Right after Christmas break we were hit with some nasty, cold weather here in northern Ohio. As a result, we delayed once and canceled 3 days last week. On the bright side, this gave me some time to work on developing some new materials for my classroom and catch up on reading of the great teacher blogs out there.
The plan when we came back from break was to dive headlong into the infamous topic of "long division." As a teacher of fourth grade for over 20 years, I can tell you that long division is easily the most challenging 4th grade math calculation my students will learn. It involves a complicated, sometimes confusing, algorithm and requires a strong fluency of basic facts for not just for division, but also multiplication, and subtraction, too. To master the steps requires a lot of practice, practice, and more practice. I find myself taking deep breaths and giving myself mental pep talks (You can do this, Pransky.) before beginning these lessons.
We began our study by building a foundation in the vocabulary of division along with ways to represent division using some pages I created for their interactive notebooks. I'll probably put this up on TpT evetually but its not fully ready yet.
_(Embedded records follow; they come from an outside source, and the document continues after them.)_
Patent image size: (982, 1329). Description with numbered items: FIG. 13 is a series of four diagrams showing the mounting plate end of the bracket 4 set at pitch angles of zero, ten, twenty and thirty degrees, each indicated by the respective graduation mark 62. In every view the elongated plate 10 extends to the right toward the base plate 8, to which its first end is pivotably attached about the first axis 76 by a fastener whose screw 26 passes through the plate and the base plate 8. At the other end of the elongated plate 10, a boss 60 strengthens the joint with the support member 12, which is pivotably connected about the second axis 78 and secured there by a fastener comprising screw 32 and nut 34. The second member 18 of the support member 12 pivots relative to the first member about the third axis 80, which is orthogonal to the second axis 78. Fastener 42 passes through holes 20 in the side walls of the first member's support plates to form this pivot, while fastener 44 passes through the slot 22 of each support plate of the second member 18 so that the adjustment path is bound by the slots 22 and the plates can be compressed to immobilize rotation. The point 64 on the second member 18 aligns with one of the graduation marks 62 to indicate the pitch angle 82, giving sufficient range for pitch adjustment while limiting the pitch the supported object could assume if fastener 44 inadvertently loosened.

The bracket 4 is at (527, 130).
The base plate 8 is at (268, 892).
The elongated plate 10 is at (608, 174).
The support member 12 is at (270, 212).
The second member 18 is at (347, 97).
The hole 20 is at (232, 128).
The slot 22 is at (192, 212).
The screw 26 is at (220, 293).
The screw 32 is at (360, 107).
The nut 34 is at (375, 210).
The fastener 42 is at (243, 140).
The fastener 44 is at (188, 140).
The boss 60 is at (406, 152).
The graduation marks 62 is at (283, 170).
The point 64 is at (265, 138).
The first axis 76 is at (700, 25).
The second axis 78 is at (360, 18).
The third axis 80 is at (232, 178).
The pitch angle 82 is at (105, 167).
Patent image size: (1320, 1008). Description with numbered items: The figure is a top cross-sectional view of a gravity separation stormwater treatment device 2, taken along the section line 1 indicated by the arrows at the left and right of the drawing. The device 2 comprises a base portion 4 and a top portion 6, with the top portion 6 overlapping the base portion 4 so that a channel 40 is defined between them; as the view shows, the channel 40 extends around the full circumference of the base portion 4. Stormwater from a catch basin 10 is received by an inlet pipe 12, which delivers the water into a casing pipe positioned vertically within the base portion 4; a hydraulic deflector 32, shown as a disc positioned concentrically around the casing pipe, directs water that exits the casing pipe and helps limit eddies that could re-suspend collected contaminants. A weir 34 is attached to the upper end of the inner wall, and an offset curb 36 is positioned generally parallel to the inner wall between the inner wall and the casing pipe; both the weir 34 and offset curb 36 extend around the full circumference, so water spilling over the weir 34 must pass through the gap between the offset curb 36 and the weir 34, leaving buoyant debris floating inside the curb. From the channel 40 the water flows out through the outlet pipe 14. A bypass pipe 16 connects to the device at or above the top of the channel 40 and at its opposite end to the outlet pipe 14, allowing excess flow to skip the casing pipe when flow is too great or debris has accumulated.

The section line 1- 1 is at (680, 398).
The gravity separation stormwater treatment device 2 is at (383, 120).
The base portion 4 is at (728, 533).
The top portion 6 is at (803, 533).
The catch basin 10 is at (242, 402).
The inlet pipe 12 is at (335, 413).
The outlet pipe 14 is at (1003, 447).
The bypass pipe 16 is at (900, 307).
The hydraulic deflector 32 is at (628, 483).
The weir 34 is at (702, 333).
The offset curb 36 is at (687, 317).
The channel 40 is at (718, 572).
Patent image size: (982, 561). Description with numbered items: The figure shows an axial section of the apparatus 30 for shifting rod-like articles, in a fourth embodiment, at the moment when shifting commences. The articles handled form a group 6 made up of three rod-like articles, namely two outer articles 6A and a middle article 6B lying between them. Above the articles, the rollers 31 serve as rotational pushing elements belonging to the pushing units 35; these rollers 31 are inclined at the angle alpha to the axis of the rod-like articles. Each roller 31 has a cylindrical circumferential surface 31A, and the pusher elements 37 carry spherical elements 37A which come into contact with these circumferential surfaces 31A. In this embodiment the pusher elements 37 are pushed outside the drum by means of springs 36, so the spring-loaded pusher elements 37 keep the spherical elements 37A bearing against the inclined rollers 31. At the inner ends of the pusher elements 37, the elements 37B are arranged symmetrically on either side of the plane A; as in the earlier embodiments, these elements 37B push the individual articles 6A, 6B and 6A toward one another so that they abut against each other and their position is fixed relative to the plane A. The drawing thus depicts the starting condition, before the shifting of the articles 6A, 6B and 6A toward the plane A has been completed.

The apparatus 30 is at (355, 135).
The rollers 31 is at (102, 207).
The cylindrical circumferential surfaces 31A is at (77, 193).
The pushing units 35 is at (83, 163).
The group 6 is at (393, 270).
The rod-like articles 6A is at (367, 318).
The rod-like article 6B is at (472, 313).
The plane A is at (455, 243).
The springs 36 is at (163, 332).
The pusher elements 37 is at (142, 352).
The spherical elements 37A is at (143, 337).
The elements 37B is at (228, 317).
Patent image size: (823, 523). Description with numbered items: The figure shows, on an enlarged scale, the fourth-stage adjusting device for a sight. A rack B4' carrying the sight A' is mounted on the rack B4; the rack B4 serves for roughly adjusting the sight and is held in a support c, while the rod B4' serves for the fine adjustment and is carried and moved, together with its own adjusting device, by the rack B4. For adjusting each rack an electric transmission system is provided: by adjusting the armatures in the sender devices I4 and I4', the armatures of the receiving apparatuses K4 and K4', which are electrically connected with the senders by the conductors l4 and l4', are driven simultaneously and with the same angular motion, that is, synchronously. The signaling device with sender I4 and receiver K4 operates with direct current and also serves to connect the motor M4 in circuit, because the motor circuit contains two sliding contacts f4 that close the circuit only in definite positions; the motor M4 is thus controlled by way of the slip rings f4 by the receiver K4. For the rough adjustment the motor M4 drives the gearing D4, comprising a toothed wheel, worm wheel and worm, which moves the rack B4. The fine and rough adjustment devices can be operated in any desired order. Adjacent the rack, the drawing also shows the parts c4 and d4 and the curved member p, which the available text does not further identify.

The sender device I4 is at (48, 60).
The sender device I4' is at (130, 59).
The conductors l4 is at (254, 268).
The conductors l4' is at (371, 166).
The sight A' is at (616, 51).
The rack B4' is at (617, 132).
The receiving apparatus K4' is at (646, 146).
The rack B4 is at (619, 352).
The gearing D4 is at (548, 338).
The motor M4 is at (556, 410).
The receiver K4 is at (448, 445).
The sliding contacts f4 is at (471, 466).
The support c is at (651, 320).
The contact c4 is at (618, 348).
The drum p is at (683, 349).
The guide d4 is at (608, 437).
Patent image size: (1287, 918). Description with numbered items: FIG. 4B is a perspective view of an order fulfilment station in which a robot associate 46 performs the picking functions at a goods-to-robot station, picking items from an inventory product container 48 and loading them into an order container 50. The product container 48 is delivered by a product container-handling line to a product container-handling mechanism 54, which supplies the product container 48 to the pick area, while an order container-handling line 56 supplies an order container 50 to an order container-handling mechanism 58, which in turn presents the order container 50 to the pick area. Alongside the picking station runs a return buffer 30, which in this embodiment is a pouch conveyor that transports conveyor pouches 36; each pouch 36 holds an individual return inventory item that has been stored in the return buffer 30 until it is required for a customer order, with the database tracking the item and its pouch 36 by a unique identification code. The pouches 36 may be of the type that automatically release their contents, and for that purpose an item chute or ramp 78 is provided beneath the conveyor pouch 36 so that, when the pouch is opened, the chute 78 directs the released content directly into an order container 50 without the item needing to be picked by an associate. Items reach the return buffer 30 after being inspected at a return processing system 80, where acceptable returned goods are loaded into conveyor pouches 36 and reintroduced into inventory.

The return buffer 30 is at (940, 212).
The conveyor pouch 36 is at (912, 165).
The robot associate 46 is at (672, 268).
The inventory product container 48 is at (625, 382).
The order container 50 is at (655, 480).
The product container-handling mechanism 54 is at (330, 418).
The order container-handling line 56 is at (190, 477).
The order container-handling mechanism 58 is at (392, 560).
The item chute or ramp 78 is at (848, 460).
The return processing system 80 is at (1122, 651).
|You may have heard of this popular mnemonic|
for the steps used in long division
|Different ways to show division|
In their early learning, I have found students benefit from scaffolding and cues to remind them of the steps that they need to follow to learn the standard method of long division. Once they have rehearsed the steps enough, then I usually transition students doing their calculation on graph paper. (Alignment is crucial for long division.)
Over break I put together a 20 page packet of long division problems to work through during this unit. I joked with the kids when they picked up their packet that they would need to have it done for homework that night - you should see how big their eyes got! Instead we usually we do one page together and one independently each day. By the time students are done with it, they have a done a couple hundred long division problems and most will have the algorithm down pat.
I'm offering it for free on TpT for a little while so check it out if you're interested. Please give me some positive feedback love if you find them useful.
I also just posted a set of division task cards up on TpT. Also, free for a limited time! Go get them. Don't forget to leave some feedback, please.
My task cards are a little unique in that they often have an answer document with a secret code riddle/joke that my students love.
Hope you have a great week, everyone.